Unlike multiclassing in Dungeons & Dragons 3.x and Pathfinder, though, filling a new slot gives abilities suitable for the character’s level. It might be weaker or more narrow than a dedicated character might have gained, but it’s not insulting. That is the tenth-level warrior-wizard above might find he can cast common D&D-second-level spells, while the wizard can cast common and some uncommon D&D-third-levelspells. The eleventh-level warrior-wizard might find he can cast common D&D-fourth-level spells, or common and some uncommon D&D-second-level spells; the wizard would be able to cast common and some uncommon D&D-fourth-level spells. [Echelon increases all spell levels by one, so cantrips and orisons are first level, fireball is fourth level, and so on, so I needed to qualify that.]

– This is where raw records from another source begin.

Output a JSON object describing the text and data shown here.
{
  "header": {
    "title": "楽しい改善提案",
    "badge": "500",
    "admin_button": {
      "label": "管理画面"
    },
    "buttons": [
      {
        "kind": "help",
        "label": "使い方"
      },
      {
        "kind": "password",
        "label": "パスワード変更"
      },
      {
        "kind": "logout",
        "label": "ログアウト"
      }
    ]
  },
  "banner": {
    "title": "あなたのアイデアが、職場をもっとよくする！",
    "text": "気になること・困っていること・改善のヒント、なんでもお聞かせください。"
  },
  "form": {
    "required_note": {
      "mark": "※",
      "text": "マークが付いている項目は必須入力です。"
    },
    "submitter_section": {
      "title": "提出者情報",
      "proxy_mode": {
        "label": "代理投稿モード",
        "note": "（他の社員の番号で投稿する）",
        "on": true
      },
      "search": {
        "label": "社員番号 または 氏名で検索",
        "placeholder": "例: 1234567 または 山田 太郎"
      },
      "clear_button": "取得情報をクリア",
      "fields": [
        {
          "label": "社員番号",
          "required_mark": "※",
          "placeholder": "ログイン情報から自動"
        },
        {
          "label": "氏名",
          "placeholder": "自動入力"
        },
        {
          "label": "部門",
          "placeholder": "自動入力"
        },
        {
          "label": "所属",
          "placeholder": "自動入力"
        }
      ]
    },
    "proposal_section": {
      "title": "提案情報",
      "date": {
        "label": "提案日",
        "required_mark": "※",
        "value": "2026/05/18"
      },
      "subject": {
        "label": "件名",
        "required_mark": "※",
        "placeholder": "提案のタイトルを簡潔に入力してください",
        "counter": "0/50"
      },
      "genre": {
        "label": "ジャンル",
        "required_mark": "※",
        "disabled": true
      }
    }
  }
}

The keystone talents — cornerstones and capstones — will also help differentiate characters and encourage archetypes. At this point cornerstone slots always act as ‘new slots’ but are limited to cornerstone talents. A character might upgrade a lower-tier cornerstone and backfill the now-empty slot, or might take a new cornerstone as he has experienced a fundamental change. Capstone talents are expected to stand alone; they likelydon’t have lower-tier or higher-tier variations. Those might be represented instead as different capstone talents.